A governante explica que o relatório da auditoria feita vai manter-se “reservado e confidencial”, tendo exposto uma “sucessão de fragilidades” que não será conhecida, “para salvaguardar as investigações em curso e a própria segurança”.

A cronologia da fuga

Rita Alarcão Júdice adianta que, de acordo com o relatório de auditoria à atuação dos serviços de vigilância e segurança, a fuga “demorou seis minutos” e foram usados recursos - “duas escadas” - que não existiam no interior do estabelecimento prisional.

A ministra revelou também que, entre as manobras de aproximação dos cúmplices e a deteção da fuga decorreram 65 minutos.

Entre o início da fuga e a comunicação à polícia criminal competente (no caso, a GNR) demoraram 83 minutos.

É possível estabelecer a seguinte cronologia dos acontecimentos:

às 9h55: começa a operação de fuga dos cinco, “com a intrusão de três indivíduos” no perímetro externo da cadeia;

às 9h57: começa a evasão dos reclusos;

às 10h01: o último recluso em fuga ultrapassa a vedação exterior da cadeia;

às 11h00: a fuga é detetada por dois guardas;

entre as 11h04 e as 11h08: o alerta é dado a toda a corporação;

às 11h10: o diretor da cadeia de Vale de Judeus é informado;

às 11h18: é dado o alerta à GNR;

às 11h19: é informada a Direção-Geral de Reinserção e Serviços Prisionais;

às 12h00: o diretor da cadeia confirma à Direção-Geral de Reinserção e Serviços Prisionais a identidade dos cinco reclusos;

às 12h30: os serviços centrais e a ministra são informados da fuga.

Uma mensagem aos guardas prisionais

A ministra da Justiça concluiu a declaração com palavras dirigidas aos guardas prisionais, a quem diz que o atual ministério “abriu as portas”.

"Negociámos, durante várias semanas, o aumento do suplemento que tanto reclamavam.
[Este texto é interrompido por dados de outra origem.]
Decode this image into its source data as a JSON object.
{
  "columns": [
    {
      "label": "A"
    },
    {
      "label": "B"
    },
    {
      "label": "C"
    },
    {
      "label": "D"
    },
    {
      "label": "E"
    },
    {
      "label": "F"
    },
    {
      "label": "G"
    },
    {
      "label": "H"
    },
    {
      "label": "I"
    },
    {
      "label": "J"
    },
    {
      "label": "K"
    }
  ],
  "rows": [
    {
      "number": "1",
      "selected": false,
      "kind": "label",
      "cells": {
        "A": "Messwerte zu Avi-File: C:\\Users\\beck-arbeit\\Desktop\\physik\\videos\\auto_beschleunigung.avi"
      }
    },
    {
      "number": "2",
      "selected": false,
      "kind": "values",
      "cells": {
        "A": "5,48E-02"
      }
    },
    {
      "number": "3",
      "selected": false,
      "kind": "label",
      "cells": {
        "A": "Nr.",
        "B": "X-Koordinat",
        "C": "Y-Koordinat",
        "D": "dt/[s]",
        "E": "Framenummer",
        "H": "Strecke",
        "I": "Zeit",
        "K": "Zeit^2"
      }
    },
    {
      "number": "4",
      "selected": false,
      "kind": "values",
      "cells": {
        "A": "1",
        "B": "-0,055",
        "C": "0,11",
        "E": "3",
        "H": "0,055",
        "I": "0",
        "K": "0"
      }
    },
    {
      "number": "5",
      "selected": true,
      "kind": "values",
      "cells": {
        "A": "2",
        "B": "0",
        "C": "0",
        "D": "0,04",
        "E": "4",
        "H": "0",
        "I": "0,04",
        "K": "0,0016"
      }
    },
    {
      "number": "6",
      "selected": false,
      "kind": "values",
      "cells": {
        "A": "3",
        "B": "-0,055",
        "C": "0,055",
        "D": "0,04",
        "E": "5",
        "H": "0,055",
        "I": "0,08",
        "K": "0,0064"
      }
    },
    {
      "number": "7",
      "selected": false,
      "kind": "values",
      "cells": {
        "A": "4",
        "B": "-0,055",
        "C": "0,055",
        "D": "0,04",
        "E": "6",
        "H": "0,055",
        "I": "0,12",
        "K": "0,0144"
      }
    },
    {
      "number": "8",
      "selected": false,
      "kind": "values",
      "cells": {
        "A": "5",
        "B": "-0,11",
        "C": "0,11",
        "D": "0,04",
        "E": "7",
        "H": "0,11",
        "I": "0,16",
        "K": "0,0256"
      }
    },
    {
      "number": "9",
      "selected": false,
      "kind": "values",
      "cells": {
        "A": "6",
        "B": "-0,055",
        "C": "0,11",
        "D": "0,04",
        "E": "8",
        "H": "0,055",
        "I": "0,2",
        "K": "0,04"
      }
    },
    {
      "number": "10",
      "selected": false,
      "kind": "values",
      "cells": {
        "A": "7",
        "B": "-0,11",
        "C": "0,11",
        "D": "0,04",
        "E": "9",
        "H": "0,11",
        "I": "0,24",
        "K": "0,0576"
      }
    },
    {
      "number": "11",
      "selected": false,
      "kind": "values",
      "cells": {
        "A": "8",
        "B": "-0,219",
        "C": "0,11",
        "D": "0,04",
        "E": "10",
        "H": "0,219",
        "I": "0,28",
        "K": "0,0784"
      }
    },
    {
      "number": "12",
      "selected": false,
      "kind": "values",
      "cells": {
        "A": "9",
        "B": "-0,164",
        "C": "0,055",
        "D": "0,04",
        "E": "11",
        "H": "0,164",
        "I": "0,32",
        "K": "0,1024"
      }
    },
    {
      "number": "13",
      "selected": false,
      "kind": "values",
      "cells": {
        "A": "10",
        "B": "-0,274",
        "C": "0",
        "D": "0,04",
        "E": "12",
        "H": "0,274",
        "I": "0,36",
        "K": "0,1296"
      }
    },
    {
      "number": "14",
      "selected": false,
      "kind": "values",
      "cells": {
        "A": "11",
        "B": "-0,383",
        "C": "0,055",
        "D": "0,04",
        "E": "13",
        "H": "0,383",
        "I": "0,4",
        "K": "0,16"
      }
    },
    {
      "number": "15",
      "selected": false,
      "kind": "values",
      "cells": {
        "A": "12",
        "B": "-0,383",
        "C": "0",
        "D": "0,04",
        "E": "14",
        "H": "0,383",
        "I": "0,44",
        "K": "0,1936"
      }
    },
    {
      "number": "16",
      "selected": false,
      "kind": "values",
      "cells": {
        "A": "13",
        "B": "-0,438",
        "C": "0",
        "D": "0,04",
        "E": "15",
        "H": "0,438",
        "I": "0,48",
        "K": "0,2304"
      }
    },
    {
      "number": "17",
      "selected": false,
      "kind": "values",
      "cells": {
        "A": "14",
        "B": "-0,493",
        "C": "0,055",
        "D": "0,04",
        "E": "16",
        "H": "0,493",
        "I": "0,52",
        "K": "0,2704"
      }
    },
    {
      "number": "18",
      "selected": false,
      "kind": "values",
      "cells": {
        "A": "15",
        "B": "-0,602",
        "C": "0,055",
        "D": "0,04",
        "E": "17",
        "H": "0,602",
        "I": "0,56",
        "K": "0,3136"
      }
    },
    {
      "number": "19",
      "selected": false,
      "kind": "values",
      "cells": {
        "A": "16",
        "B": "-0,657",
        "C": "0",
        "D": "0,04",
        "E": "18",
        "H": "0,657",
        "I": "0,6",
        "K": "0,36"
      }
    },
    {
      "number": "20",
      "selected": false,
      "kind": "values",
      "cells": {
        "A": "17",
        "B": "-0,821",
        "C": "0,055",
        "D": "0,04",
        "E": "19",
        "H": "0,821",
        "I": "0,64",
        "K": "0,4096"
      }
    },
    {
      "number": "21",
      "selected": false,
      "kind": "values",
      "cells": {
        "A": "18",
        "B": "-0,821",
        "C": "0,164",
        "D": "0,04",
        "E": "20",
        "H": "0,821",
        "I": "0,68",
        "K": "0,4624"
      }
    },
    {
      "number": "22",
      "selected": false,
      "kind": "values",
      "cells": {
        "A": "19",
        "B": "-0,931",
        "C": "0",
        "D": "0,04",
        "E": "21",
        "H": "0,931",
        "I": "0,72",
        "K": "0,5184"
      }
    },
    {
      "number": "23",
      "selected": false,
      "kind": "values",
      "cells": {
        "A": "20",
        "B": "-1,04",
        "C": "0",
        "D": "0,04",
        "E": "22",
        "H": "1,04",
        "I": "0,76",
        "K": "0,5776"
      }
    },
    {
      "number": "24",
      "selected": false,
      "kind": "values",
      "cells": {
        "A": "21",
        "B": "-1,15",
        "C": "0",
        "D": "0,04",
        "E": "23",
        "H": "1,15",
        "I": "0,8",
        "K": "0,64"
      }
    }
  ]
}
Estamos a rever o modelo de avaliação de desempenho, como prometido no acordo que assinámos a 10 de julho”, recordou a governante.

Em troca, diz Rita Alarcão Júdice, o país espera dos guardas prisionais “dedicação, profissionalismo e rigor no cumprimento das suas funções”.

"Acredito que vão corresponder às nossas expectativas”, rematou a ministra, garantindo que mantém a confiança nas forças de segurança.

As explicações da governante são dadas já depois de se saber da demissão do diretor-geral de Reinserção e Serviços Prisionais, Rui Abrunhosa Gonçalves.

A governante recebeu, esta manhã, o relatório de auditoria à atuação dos serviços de vigilância e segurança, elaborado pela Direção-Geral de Reinserção e Serviços Prisionais (DGRSP).